Soccer responded as the most global of games should. France’s squad did itself and its nation proud, waiting in the locker room to be with the quarantined German players as uncertainty reigned on the city’s streets, even when they had been told to leave for their safety.
The games carried on, with emotional tributes and dedications. France played rival England just days later, an extraordinary night when both sets of fans sang
La Marseillaise, France’s beautiful and iconic anthem.
“No one can forget what happened,” France coach Didier Deschamps has said. “We lived very emotional moments, all together. Now we must move forward. All safety measures are taken.”
France is still in an official state
of emergency, a protocol put into place in November and retained for this summer. Games and public “fan zones” in each host city will be guarded with intense security measures.
“This event must be as safe as possible, without impinging on the festival atmosphere that must prevail at the tournament,” Luc Presson, inspector general of the French national police, told The Guardian.
However, recent developments have done nothing to quell the nerves. A French man was arrested Monday in Ukraine with a cache of explosives that it was suspected he planned to use to launch attacks at the Euros.

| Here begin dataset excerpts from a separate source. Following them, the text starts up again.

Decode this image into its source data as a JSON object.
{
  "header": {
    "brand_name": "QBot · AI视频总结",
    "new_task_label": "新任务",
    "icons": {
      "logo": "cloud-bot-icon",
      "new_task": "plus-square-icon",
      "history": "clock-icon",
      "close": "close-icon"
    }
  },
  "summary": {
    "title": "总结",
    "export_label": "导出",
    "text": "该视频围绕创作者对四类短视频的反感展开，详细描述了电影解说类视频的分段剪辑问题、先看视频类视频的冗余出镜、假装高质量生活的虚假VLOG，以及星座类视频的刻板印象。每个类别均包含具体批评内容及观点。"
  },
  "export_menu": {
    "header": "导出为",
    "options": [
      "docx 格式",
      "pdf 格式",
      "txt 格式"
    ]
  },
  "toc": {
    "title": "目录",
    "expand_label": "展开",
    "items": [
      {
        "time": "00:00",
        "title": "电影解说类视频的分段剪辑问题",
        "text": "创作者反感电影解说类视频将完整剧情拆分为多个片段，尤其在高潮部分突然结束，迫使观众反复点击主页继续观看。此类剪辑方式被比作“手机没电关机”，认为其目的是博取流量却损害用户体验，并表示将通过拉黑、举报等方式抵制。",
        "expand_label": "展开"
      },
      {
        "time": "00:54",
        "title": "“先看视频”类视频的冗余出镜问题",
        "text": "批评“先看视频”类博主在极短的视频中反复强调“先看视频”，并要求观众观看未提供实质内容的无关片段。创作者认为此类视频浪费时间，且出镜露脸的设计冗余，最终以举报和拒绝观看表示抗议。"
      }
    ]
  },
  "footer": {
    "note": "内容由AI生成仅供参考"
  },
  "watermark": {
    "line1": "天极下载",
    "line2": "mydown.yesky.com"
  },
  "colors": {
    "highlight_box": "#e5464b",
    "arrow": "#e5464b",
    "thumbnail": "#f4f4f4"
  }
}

The uncertainty will create an eerie backdrop to the French summer and a soccer tournament that is one of the shining lights of its sport. Europe’s tight proximity means that supporters travel well and the patriotism is often more recognizable than at World Cups.
France won the last major tournament it hosted, the 1998 World Cup, an event that served to heal ethnic tensions. It has a team capable of a similar result this time, and any kind of run will bring together a nation still hurting.
More than anything, the Euros will be a victory just by taking place, a symbol of peace and defiance and a refusal to be bowed. That is the world of sports’ social magic at its finest, medicine for the soul of a nation attacked, but not beaten, by terror.